A Invasão Francesa
30 de Setembro de 1808 (dia da morte
de Ana)
«(…) Talvez o coraçã dela tenha
parado, avança Francisca Tava tã mal, tadita. Na véspera, Ana desejara morrer,
mas também fugir para França, enquanto falava com um homenzinho que só ela via,
sentado ao canto do quarto. Ter-se-á matado?, questiona Miguel. A ameaça
suicida andara sempre presente nos berros de Ana, um aviso que ele ignorara,
atribuindo a causa de tais dislates à evidente loucura dela. Tinha terror de
ser presa, lembra Francisca, como a outra...
A rapariga refere-se à condessa
da Ega, que alinhou com os franceses e que o povo considera uma traidora à pátria.
A Ega não é uma mulher, reflecte Miguel, é uma cama de estalagem, tantos são os
que já se deitaram em cima dela. Mas era a melhor amiga de Ana e esta receava
ser também acusada de traidora. Talvez..., especula Miguel. Mas matou-se como?
Não há sangue na cama, nem se vê por perto algo com que se pudesse magoar. Na
mesa-de-cabeceira apenas moram um copo e um jarro com água, um frasco com o
xarope que Charles lhe deixou e a colher que Ana usou para o tomar. Coisas que
já lá estavam nos últimos dias, nada de novo.
Tinha muitas dores, tadita,
recorda Francisca… As na cabeça eram as piores. Por isso, a ausência de luz, as
cortinas corridas, os xaropes para dormir. Terá sido por causa do que eu fiz ou
do que lhe disse?, questiona-se Miguel em silêncio. Os franceses deram cabo
dela, proclama Francisca. Ana deu-se bem com os invasores do reino. Foi amiga
de Junot, o comandante dos exércitos de Napoleão, mas também dos generais
Kellerman e Delaborde, talvez até do nefasto Maneta. E ontem Miguel chegou a
temer que Ana tivesse privado com o Príncipe de Salm, um terrível assassino que
degolou centenas.
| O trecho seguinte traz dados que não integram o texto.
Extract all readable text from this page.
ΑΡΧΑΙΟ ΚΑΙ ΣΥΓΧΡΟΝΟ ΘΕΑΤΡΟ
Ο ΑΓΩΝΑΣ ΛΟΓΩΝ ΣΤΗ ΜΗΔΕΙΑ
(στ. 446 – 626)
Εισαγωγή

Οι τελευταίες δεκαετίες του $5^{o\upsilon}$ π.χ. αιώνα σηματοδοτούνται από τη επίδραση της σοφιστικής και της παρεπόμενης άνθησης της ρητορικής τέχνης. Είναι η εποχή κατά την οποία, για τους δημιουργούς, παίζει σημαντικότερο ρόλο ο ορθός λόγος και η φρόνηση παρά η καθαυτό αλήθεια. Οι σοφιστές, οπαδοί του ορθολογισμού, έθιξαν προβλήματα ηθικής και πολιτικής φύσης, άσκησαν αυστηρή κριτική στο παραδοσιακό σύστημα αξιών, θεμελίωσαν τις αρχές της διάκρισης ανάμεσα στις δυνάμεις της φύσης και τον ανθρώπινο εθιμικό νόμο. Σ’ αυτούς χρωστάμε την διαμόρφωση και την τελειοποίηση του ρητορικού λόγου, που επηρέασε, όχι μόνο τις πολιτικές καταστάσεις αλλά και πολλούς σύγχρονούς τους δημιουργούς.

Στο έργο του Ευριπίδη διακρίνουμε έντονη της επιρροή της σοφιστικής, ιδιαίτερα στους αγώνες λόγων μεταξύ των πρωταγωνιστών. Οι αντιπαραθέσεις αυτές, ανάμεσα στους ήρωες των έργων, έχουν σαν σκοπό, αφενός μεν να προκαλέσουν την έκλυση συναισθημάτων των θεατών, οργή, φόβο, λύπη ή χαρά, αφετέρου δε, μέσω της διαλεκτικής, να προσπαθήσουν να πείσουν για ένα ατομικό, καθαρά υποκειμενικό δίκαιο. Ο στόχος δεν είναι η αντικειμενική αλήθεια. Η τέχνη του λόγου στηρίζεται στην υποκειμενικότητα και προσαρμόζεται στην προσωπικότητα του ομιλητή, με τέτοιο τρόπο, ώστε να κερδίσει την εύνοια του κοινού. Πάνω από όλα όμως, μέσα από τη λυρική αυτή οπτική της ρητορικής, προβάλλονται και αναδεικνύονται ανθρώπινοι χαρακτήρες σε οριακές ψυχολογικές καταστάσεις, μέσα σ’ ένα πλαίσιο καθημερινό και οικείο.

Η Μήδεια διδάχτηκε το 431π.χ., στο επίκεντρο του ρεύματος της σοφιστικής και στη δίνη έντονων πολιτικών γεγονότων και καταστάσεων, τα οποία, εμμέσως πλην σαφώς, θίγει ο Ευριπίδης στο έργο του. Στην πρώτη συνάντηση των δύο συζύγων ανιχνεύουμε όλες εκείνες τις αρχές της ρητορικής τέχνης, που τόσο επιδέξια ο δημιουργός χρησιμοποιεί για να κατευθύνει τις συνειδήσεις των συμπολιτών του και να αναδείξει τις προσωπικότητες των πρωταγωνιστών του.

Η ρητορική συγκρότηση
Foi o demónio, repete Francisca. Qual deles?, filosofa Miguel.
Estiveram cá tantos. Em dez meses, pela vida de Ana passou muita gente má. Uma
confraria de generais cruéis, cuja aura empestou o ar do palacete. Diz-se que a
morte ronda os que convivem muito com ela.
A pescada previu isto, recorda
Miguel. Ana adivinhou grande infortúnio no peixe que examinou na véspera,
enviado pela condessa da Ega. As duas amigas acreditavam piamente nas vísceras
das pescadas, nos veios das conchas, em cometas e em profecias cantadas pelos
populares nas ruas de Alfama. Miguel não crê nessas tolices, mas pode ter-se
enganado. A verdade é que o infortúnio está ali, à sua frente. Temos de
informar o general Galopim. Mal o ouve, Francisca empalidece em sofrimento. Não
quer ser ela a avisar o pai de Ana. Deixai comigo, acalma-a Miguel. Ide chamar
o médico. Quando Francisca lhe sorri, aliviada, admira a beleza dela. Cabelo
claro, sangue celta, olhinhos azuis brilhantes e agora já com menos medo. O que
se esteve para perder... Ide rápido, arranjai um cocheiro!, ordena. E o menino?,
pergunta Francisca. O dono do palacete lembra-se pela primeira vez do filho de
quatro anos e tem pena. A criança vai ficar órfã e bem mais cedo do que Ana,
que perdeu a mãe só aos doze. Deixai-o com a cozinheira». In Domingos Amaral, Napoleão Vem
Aí, Casa das Letras, LeYa, 2021, ISBN 978-989-661-041-8.